Let me preface this review by reiterating the fact that I have a hard time with female vocalists. For me, many of them blend together into interchangeable background noise. In fact, I can only think of a few female singers that I even like – Joan Baez, Carole King, Mahalia Jackson, Emmylou Harris, and too many classic soul singers (Motown, Stax, etc.) to count. I know it’s lame that I can’t name check the hottest new indie female powerhouse (Adele? Is that one?) The point is, and with the disclosure that I’m sure I’m forgetting some deserving soul(s), there are not that many.

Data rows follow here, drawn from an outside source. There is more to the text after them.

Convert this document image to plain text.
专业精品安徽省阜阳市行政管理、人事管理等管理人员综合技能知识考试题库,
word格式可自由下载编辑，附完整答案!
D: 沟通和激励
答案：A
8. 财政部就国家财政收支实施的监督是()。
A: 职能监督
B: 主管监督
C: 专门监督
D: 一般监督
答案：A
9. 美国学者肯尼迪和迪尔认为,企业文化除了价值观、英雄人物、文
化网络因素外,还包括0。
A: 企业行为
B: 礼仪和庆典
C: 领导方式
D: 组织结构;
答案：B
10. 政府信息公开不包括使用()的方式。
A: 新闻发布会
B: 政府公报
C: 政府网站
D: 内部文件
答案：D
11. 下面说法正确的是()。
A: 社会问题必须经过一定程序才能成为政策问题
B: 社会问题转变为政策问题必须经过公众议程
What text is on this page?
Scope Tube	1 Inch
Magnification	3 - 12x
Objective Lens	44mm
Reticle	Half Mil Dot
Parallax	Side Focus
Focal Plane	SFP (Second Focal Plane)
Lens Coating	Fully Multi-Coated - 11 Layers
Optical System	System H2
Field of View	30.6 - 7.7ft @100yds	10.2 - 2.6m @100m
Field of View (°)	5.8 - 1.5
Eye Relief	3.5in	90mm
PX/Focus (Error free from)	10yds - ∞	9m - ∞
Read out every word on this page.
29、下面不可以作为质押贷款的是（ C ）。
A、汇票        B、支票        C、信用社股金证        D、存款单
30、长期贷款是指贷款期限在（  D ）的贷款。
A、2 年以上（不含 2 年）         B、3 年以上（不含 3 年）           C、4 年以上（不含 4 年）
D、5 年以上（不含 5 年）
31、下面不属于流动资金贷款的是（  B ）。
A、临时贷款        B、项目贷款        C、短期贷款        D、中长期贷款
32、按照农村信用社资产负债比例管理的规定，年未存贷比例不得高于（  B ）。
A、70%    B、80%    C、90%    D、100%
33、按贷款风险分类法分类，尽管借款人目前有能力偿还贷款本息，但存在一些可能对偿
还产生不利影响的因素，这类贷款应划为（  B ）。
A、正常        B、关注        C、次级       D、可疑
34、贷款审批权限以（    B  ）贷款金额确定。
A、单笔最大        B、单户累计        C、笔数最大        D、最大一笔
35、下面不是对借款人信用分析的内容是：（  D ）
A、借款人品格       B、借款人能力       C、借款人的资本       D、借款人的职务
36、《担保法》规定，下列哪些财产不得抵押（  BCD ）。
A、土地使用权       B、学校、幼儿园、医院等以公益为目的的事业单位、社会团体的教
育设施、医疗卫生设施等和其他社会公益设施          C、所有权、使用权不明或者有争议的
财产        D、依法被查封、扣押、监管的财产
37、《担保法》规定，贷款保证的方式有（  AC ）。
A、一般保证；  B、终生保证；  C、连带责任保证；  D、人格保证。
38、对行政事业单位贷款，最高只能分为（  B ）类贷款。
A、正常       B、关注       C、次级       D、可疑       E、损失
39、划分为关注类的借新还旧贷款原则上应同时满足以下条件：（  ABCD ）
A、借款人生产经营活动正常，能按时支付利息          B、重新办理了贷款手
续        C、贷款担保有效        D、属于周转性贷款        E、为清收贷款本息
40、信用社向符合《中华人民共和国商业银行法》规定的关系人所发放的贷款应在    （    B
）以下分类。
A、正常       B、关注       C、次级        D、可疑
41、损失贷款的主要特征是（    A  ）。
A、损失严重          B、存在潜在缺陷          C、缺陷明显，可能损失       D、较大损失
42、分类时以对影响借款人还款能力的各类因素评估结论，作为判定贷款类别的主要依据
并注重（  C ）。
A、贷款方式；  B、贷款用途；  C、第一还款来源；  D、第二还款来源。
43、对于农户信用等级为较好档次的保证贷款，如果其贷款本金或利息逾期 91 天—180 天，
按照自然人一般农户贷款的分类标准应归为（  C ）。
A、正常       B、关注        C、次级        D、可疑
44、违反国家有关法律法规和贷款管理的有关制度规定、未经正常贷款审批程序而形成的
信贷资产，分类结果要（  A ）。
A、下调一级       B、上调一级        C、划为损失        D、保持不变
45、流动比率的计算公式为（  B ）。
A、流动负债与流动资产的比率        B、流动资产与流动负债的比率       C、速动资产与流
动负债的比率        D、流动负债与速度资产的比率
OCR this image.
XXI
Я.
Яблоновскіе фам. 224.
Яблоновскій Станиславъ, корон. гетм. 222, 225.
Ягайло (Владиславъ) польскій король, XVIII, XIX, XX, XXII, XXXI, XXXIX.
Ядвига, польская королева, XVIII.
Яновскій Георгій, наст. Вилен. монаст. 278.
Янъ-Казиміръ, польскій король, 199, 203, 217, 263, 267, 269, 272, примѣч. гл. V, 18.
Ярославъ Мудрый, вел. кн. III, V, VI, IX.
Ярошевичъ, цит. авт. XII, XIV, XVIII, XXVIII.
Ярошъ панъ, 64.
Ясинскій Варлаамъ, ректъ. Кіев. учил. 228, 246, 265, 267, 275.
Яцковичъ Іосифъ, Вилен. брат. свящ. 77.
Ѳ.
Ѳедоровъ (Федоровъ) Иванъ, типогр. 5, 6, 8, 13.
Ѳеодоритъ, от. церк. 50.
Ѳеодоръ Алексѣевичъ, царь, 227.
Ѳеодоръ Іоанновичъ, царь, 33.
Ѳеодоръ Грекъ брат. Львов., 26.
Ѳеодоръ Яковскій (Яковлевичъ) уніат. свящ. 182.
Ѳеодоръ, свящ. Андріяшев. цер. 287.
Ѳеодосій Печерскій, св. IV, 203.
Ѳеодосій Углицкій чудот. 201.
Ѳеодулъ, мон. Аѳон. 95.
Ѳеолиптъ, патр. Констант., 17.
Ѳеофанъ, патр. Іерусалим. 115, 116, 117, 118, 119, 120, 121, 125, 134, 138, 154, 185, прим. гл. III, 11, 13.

Someone that does belong on that list is Kristin Hersh. Let’s face it, her voice sounds like Beelzebub reincarnate snarling and ready to destroy all in her path. At least that’s what I hear in her work with Throwing Muses and as a solo artist. With that out of the way, she is not a very good writer. In Rat Girl, we are made privy to one year of her life – when she was 19 and the year was 1985. Let’s just say some good (Throwing Muses broke), bad (she was diagnosed with bipolar disorder), and life-changing (she became pregnant) shit happened that year. We learn that Kristin was a bohemian that didn’t want to be considered bohemian, she loathed “art,” yet she describes her voice and the music speaking to her over and over again. Also, there are endless too-cool-for-school exchanges with her and the band. What surprised me was that she was an avid swimmer, shockingly sensitive, and never reveals the father of her child. This is her right, obviously, but I think that a memoir is a category of book that leans to the side of full disclosure on the part of the author. I found her description of living with bipolar disorder and the effect it had on her life very moving and brave. Alternately, I was left wondering who the father was because she depicts herself as almost asexual, or at least indifferent about her attraction to men or women. As the reader, it felt like being told to make yourself at home and then being told that the cookies on the table are off limits. Sorry, maybe it’s the People magazine syndrome in me, I just wanted to know who the dad was.
Ultimately, the true power of Rat Girl lies in the behind the scenes peek into the rise of the Throwing Muses from the eyes of its de facto leader. Like most great things, it happened by accident. They didn’t give a shit, but the right people did – and we are better for their superior vision. It doesn’t matter that Hersh will never win the Pulizter, she was/is an original mind. She does was she wants – still – on her own terms, including writing a memoir that she admits is “riddled with enormous holes and true,” and even with my elitist literary objections it was still a fairly interesting read.